I think worrying about things like year of architecture or whether the platform is dead is pretty arbitrary. What matters is the performance for price today.
If one is already on AM4, I don't see the merit in swapping to AM5 unless you're going with a 7800X3D or 9800X3D. In that case, it's worth it if you want more performance than AM4 can offer, but otherwise, anything less on AM5 can be too closely matched (and often surpassed) by a $220 dollar/euro AM4 CPU in gaming. Maybe you need a 35 to 40 dollar/euro cooler for it at worst. I see a lot of people on AM4 switching to AM5 for gaming only to go with a 7600 or something and I'm honestly scratching my head why. Best case scenario is you paid more for similar performance and it needs replaced around the same time. Just save the money and go with the equivalent-ish but cheaper in-platform offering. Worst case scenario is core count catches up to it sooner so the 5700X3D might actually age better if you plan on keeping it for a very long time.
The "future upgrade options" reasoning comes up a lot. Okay, but if someone is recommending against using those very options on AM4,
the platform that has the best upgrade prospects... then it sounds silly to me. To those same people, AM5 loses that appeal unless you upgrade again before its successor releases. And who is going to buy into a platform today, and turn around and upgrade the CPU in, what, two years? Probably not the person who stuck with a 7700K until 2025...

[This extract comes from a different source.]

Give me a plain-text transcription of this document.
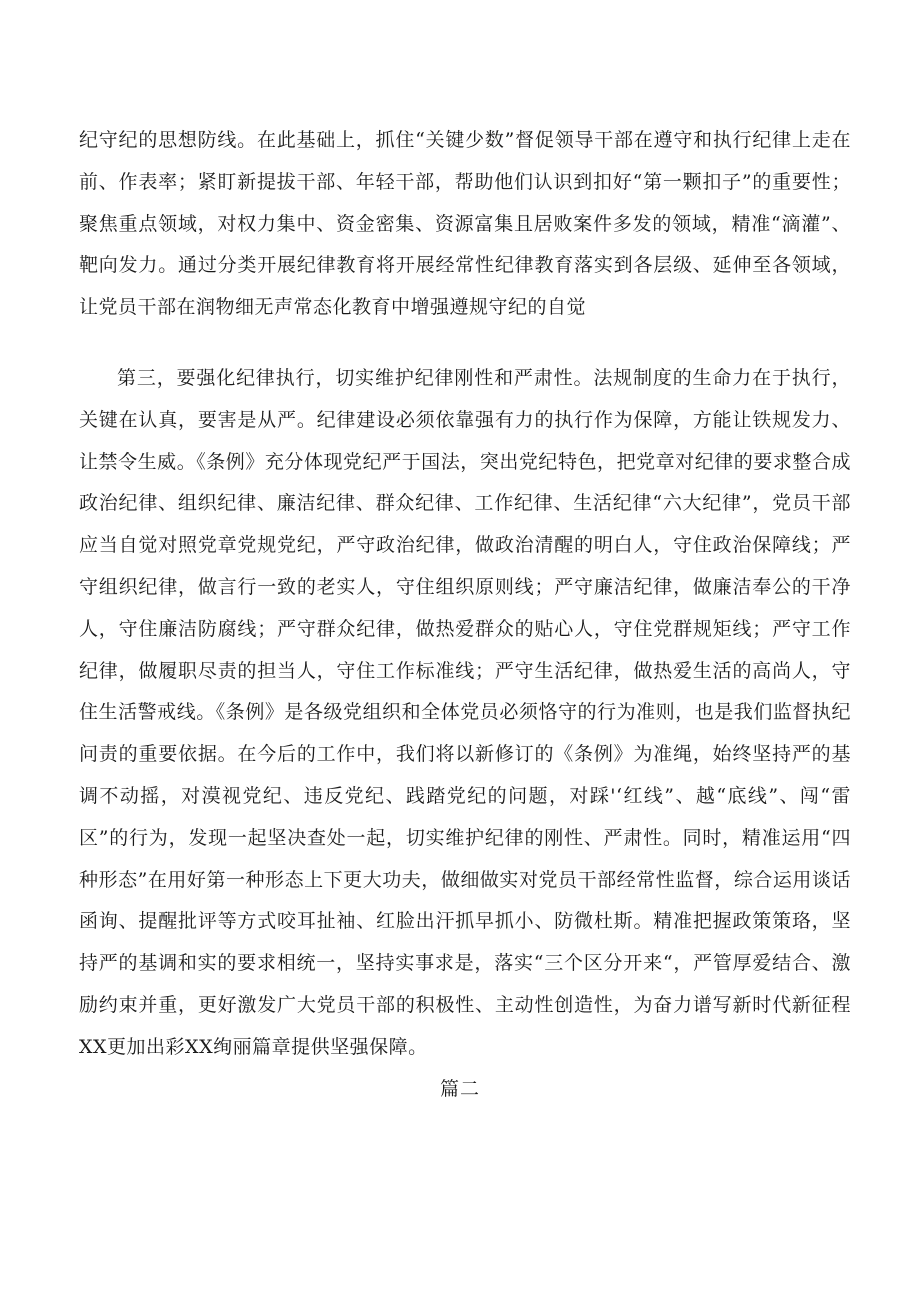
纪守纪的思想防线。在此基础上，抓住“关键少数”督促领导干部在遵守和执行纪律上走在前、作表率；紧盯新提拔干部、年轻干部，帮助他们认识到扣好“第一颗扣子”的重要性；聚焦重点领域，对权力集中、资金密集、资源富集且居败案件多发的领域，精准“滴灌”、靶向发力。通过分类开展纪律教育将开展经常性纪律教育落实到各层级、延伸至各领域，让党员干部在润物细无声常态化教育中增强遵规守纪的自觉

第三，要强化纪律执行，切实维护纪律刚性和严肃性。法规制度的生命力在于执行，关键在认真，要害是从严。纪律建设必须依靠强有力的执行作为保障，方能让铁规发力、让禁令生威。《条例》充分体现党纪严于国法，突出党纪特色，把党章对纪律的要求整合成政治纪律、组织纪律、廉洁纪律、群众纪律、工作纪律、生活纪律“六大纪律”，党员干部应当自觉对照党章党规党纪，严守政治纪律，做政治清醒的明白人，守住政治保障线；严守组织纪律，做言行一致的老实人，守住组织原则线；严守廉洁纪律，做廉洁奉公的干净人，守住廉洁防腐线；严守群众纪律，做热爱群众的贴心人，守住党群规矩线；严守工作纪律，做履职尽责的担当人，守住工作标准线；严守生活纪律，做热爱生活的高尚人，守住生活警戒线。《条例》是各级党组织和全体党员必须恪守的行为准则，也是我们监督执纪问责的重要依据。在今后的工作中，我们将以新修订的《条例》为准绳，始终坚持严的基调不动摇，对漠视党纪、违反党纪、践踏党纪的问题，对踩'‘红线”、越“底线”、闯“雷区”的行为，发现一起坚决查处一起，切实维护纪律的刚性、严肃性。同时，精准运用“四种形态”在用好第一种形态上下更大功夫，做细做实对党员干部经常性监督，综合运用谈话函询、提醒批评等方式咬耳扯袖、红脸出汗抓早抓小、防微杜斯。精准把握政策策珞，坚持严的基调和实的要求相统一，坚持实事求是，落实“三个区分开来“，严管厚爱结合、激励约束并重，更好激发广大党员干部的积极性、主动性创造性，为奋力谱写新时代新征程XX更加出彩XX绚丽篇章提供坚强保障。

篇二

With his budget, having a 5700X3D with a midrange GPU makes more sense than a 7700K with extra $200 on the GPU, simply because he gets a better rounded system in the event he plays some of those sim games. I'd rather have a 5700X3D + 3060 as opposed to 7700k + 4070, but to each his own.

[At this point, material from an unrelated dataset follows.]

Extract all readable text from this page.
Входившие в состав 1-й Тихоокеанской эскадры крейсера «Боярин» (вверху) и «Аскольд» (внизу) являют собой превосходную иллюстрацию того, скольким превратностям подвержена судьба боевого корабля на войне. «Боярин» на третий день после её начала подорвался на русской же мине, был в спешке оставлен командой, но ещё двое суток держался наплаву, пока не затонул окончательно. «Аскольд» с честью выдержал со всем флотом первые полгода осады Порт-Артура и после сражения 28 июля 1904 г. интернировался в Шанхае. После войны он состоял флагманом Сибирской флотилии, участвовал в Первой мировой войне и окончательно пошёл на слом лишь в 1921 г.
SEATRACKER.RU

Definitely. As someone who upgraded from a 3700X to a 5800X3D, there were surprising uplifts in some titles (and this is at only 1200p and 60 Hz/FPS). You couldn't pay me to use a "quad core era" CPU (any 7th generation and older, or even any quad core newer generation) in the mid 2020s. If it's for older games, sure, but then the GTX 1070 should be fine too. If you're upgrading to a modern mid-range or higher graphics card, you'd want something far better than a 7700K. They've gotten their money out of it by using it this long already. Skipping on a CPU upgrade to get a better graphics card just means that much of that performance will be left on the table, if not in averages then in stutters/minimums.